Regardless whether she portrayed the benevolent or the marginalised, Kamieńska raised awareness in her viewers, calling for honouring basic human dignity, with no intention to externally manage or immediately change any of the filmed realities.

Kamieńska never offered solutions. She rather pointed to problems, encouraging her audience to ponder over human cruelty, emotional coldness, indifference, or lack of compassion. This strategy became most obvious in Workwomen/Robotnice (1981), which disclosed the inhumane working conditions of female employees at a peripheral textile factory.

Workwomen won Kamieńska another Grand Prix in Cracow, as well an award from the Ministry of Culture. The film was also successful in Oberhausen.

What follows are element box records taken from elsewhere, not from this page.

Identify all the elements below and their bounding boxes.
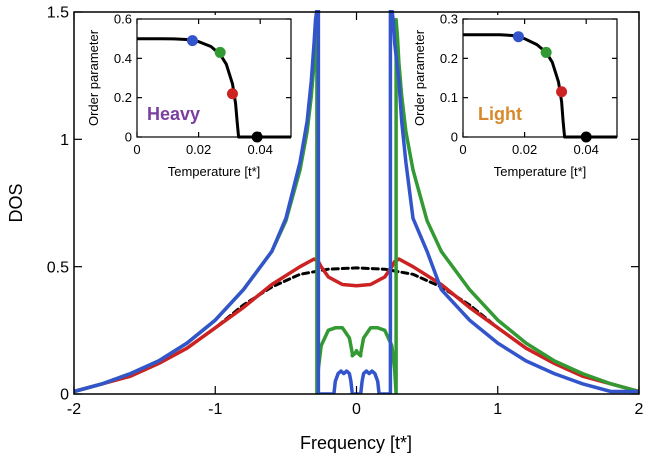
inset-heavy-x-tick-label: 0.04 <box>248 142 273 157</box>
inset-heavy-x-tick-label: 0.02 <box>186 142 211 157</box>
main-y-axis-label: DOS <box>6 183 26 222</box>
inset-light-ticks-group: 0 0.02 0.04 0 0.1 0.2 0.3 <box>440 12 617 157</box>
inset-heavy-x-axis-label: Temperature [t*] <box>168 164 261 179</box>
inset-heavy-background <box>131 15 291 138</box>
main-series-group <box>74 10 639 394</box>
inset-light-annotation: Light <box>478 104 522 124</box>
inset-heavy-marker-point <box>226 88 238 100</box>
inset-light-x-tick-label: 0.04 <box>574 142 599 157</box>
inset-heavy-x-tick-label: 0 <box>133 142 140 157</box>
inset-light-marker-point <box>540 46 552 58</box>
main-x-tick-label: 0 <box>352 401 361 418</box>
main-y-tick-label: 1.5 <box>47 5 69 22</box>
inset-heavy-y-axis-label: Order parameter <box>86 29 101 126</box>
inset-heavy-marker-point <box>186 35 198 47</box>
inset-light-y-axis-label: Order parameter <box>412 29 427 126</box>
inset-heavy-y-tick-label: 0.6 <box>114 12 132 27</box>
dos-series-red <box>74 257 639 394</box>
inset-light-marker-point <box>556 86 568 98</box>
inset-light-y-tick-label: 0.1 <box>440 90 458 105</box>
inset-light-x-axis-label: Temperature [t*] <box>494 164 587 179</box>
inset-light-marker-point <box>512 31 524 43</box>
inset-light-series-group <box>463 31 617 143</box>
main-x-tick-label: 2 <box>635 401 644 418</box>
inset-heavy-y-tick-label: 0.2 <box>114 90 132 105</box>
main-x-tick-label: -1 <box>208 401 222 418</box>
inset-light-x-tick-label: 0.02 <box>512 142 537 157</box>
inset-heavy-ticks-group: 0 0.02 0.04 0 0.2 0.4 0.6 <box>114 12 291 157</box>
main-y-tick-label: 0 <box>60 387 69 404</box>
dos-series-blue <box>74 10 639 394</box>
main-x-tick-label: 1 <box>493 401 502 418</box>
main-y-tick-label: 1 <box>60 132 69 149</box>
main-y-tick-label: 0.5 <box>47 259 69 276</box>
main-x-tick-label: -2 <box>67 401 81 418</box>
inset-heavy-series-group <box>137 35 291 143</box>
inset-heavy-annotation: Heavy <box>147 104 200 124</box>
inset-light-y-tick-label: 0.2 <box>440 51 458 66</box>
inset-heavy-frame <box>136 18 292 138</box>
inset-light-y-tick-label: 0.3 <box>440 12 458 27</box>
inset-heavy-plot: 0 0.02 0.04 0 0.2 0.4 0.6 Heavy Temperature [t… <box>86 12 292 179</box>
inset-light-y-tick-label: 0 <box>451 130 458 145</box>
inset-heavy-marker-point <box>214 46 226 58</box>
inset-heavy-y-tick-label: 0.4 <box>114 51 132 66</box>
inset-light-frame <box>462 18 618 138</box>
inset-light-x-tick-label: 0 <box>459 142 466 157</box>
main-ticks-group: -2 -1 0 1 2 0 0.5 1 1.5 <box>47 5 644 418</box>
main-x-axis-label: Frequency [t*] <box>300 433 412 453</box>
inset-heavy-y-tick-label: 0 <box>125 130 132 145</box>
inset-light-plot: 0 0.02 0.04 0 0.1 0.2 0.3 Light Temperature [t… <box>412 12 620 179</box>
main-dos-plot: -2 -1 0 1 2 0 0.5 1 1.5 Frequency [t*] DOS <box>6 5 644 453</box>
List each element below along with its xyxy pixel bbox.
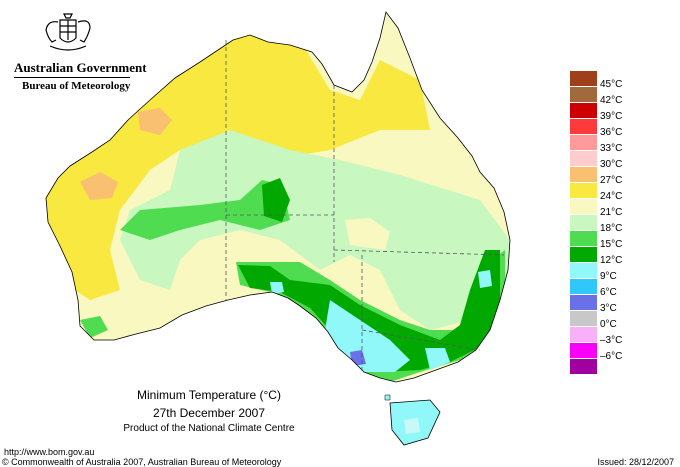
legend-item: 6°C <box>570 278 617 298</box>
legend-swatch <box>570 182 597 198</box>
legend-swatch <box>570 86 597 102</box>
legend-swatch <box>570 230 597 246</box>
legend-swatch <box>570 246 597 262</box>
legend-item: –3°C <box>570 326 622 346</box>
legend-swatch <box>570 166 597 182</box>
legend-label: 15°C <box>600 239 623 250</box>
legend-swatch <box>570 358 597 374</box>
legend-swatch <box>570 118 597 134</box>
legend-item: 9°C <box>570 262 617 282</box>
bom-website-link[interactable]: http://www.bom.gov.au <box>4 447 95 457</box>
coat-of-arms-icon <box>45 13 91 51</box>
zone-9-12-vic <box>325 300 410 372</box>
legend-item: 30°C <box>570 150 622 170</box>
zone-18-21 <box>120 130 510 330</box>
legend-label: 9°C <box>600 271 617 282</box>
legend-label: 45°C <box>600 79 623 90</box>
legend-item: 36°C <box>570 118 622 138</box>
legend-swatch <box>570 134 597 150</box>
zone-9-12-alps <box>425 348 450 370</box>
legend-swatch <box>570 278 597 294</box>
legend-label: 12°C <box>600 255 623 266</box>
government-title: Australian Government <box>14 60 147 75</box>
legend-swatch <box>570 294 597 310</box>
copyright-notice: © Commonwealth of Australia 2007, Austra… <box>2 457 282 467</box>
map-product: Product of the National Climate Centre <box>123 423 295 434</box>
state-borders <box>225 40 505 372</box>
zone-24-27-north <box>260 70 330 150</box>
map-title: Minimum Temperature (°C) <box>137 388 281 402</box>
legend-label: 6°C <box>600 287 617 298</box>
legend-label: 0°C <box>600 319 617 330</box>
zone-27-30-kimberley <box>138 108 172 135</box>
bureau-title: Bureau of Meteorology <box>22 80 131 92</box>
legend-item: 24°C <box>570 182 622 202</box>
legend-swatch <box>570 326 597 342</box>
legend-item: 45°C <box>570 70 622 90</box>
legend-item: 18°C <box>570 214 622 234</box>
legend-swatch <box>570 102 597 118</box>
legend-item: –6°C <box>570 342 622 362</box>
issued-date: Issued: 28/12/2007 <box>597 457 674 467</box>
legend-label: –3°C <box>600 335 623 346</box>
legend-label: 21°C <box>600 207 623 218</box>
legend-item <box>570 358 606 374</box>
legend-label: 24°C <box>600 191 623 202</box>
zone-9-12-nsw <box>478 270 492 288</box>
zone-15-18-central <box>120 180 290 240</box>
legend-item: 12°C <box>570 246 622 266</box>
legend-label: 42°C <box>600 95 623 106</box>
legend-swatch <box>570 310 597 326</box>
header-divider <box>14 77 130 78</box>
legend-label: 39°C <box>600 111 623 122</box>
legend-label: 3°C <box>600 303 617 314</box>
legend-label: –6°C <box>600 351 623 362</box>
legend-swatch <box>570 214 597 230</box>
legend-item: 33°C <box>570 134 622 154</box>
legend-item: 21°C <box>570 198 622 218</box>
zone-12-15-central <box>262 178 290 222</box>
legend-swatch <box>570 70 597 86</box>
king-island <box>384 394 391 401</box>
legend-item: 42°C <box>570 86 622 106</box>
zone-12-15-se <box>238 250 500 372</box>
zone-27-30-pilbara <box>80 172 118 200</box>
legend-label: 33°C <box>600 143 623 154</box>
legend-label: 36°C <box>600 127 623 138</box>
legend-swatch <box>570 342 597 358</box>
zone-21-24-sa <box>345 218 390 250</box>
zone-9-12-sa <box>270 282 284 294</box>
tasmania <box>389 399 441 446</box>
legend-item: 39°C <box>570 102 622 122</box>
temperature-legend: 45°C 42°C 39°C 36°C 33°C 30°C 27°C 24°C 21°C 18°C… <box>570 70 622 374</box>
legend-swatch <box>570 150 597 166</box>
legend-item: 15°C <box>570 230 622 250</box>
legend-label: 30°C <box>600 159 623 170</box>
legend-label: 27°C <box>600 175 623 186</box>
zone-24-27 <box>46 30 430 300</box>
legend-label: 18°C <box>600 223 623 234</box>
legend-item: 3°C <box>570 294 617 314</box>
legend-swatch <box>570 198 597 214</box>
legend-item: 0°C <box>570 310 617 330</box>
legend-item: 27°C <box>570 166 622 186</box>
map-date: 27th December 2007 <box>152 406 266 420</box>
legend-swatch <box>570 262 597 278</box>
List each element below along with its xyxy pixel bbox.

Her other documentaries about women further explored the disparity between personal desires and the social reality of the Polish female. In The Women’s Island/Wyspa kobiet (1968), she visited a community of factory workers, whose personal and emotional goals were crushed in a town where men were in a shortage.

Her last film before the collapse of Communism, Day After Day/Dzień za dniem (1988) again won numerous festival trophies, including those at Cracow, Paris, Tampere and Oberhausen. It was a collection of observational shots narrated off-screen by one of two sisters who for almost 30 years had worked on a building site in Katowice. Kamieńska’s empathetic depiction of the two disillusioned and exhausted older women became a metaphor for the impact the regime had on the country’s population.

Even if overall Kamieńska’s career looks like an unbroken chain of successes, it is worth noting that not all of her films won critical acclaim. For example, The Champion Returns/Powrót mistrza (1970) that documents alienation of the weightlifting prizewinner after he returns to his hometown, was hardly mentioned by the press. Similarly, The Motif/Motyw (1975) that forms a visual meditation on a young couple who migrated from the city to the country rarely attracted any attention.

Nevertheless, Kamieńska’s chronicles of human persistence and determination in resisting social and cultural suppression made her into a chief auteur among the Polish documentary filmmakers, someone who uncovered not only the hardships but also the human face of her society under the Communist rule.

Perhaps it was her appreciation for individual perseverance and resolution that allowed her to see more successes and trophies after the end of the regime, where she continued working for more than a decade.

In the 1990s, Kamieńska started exploring new subjects, such as religious faith. Again she focused on human sacrifice and determination, this time among Catholic nuns in Missionaries of Charity/Misjonarki Miłości (1991).

She also looked into the effects of Communism on individual biographies in films such as Fog/Mgła (1993), where observational shots crosscut with talking heads and in her final documentary, Calling/Powołanie (2002), which told the tragic story of a Polish priest living in the Soviet Union.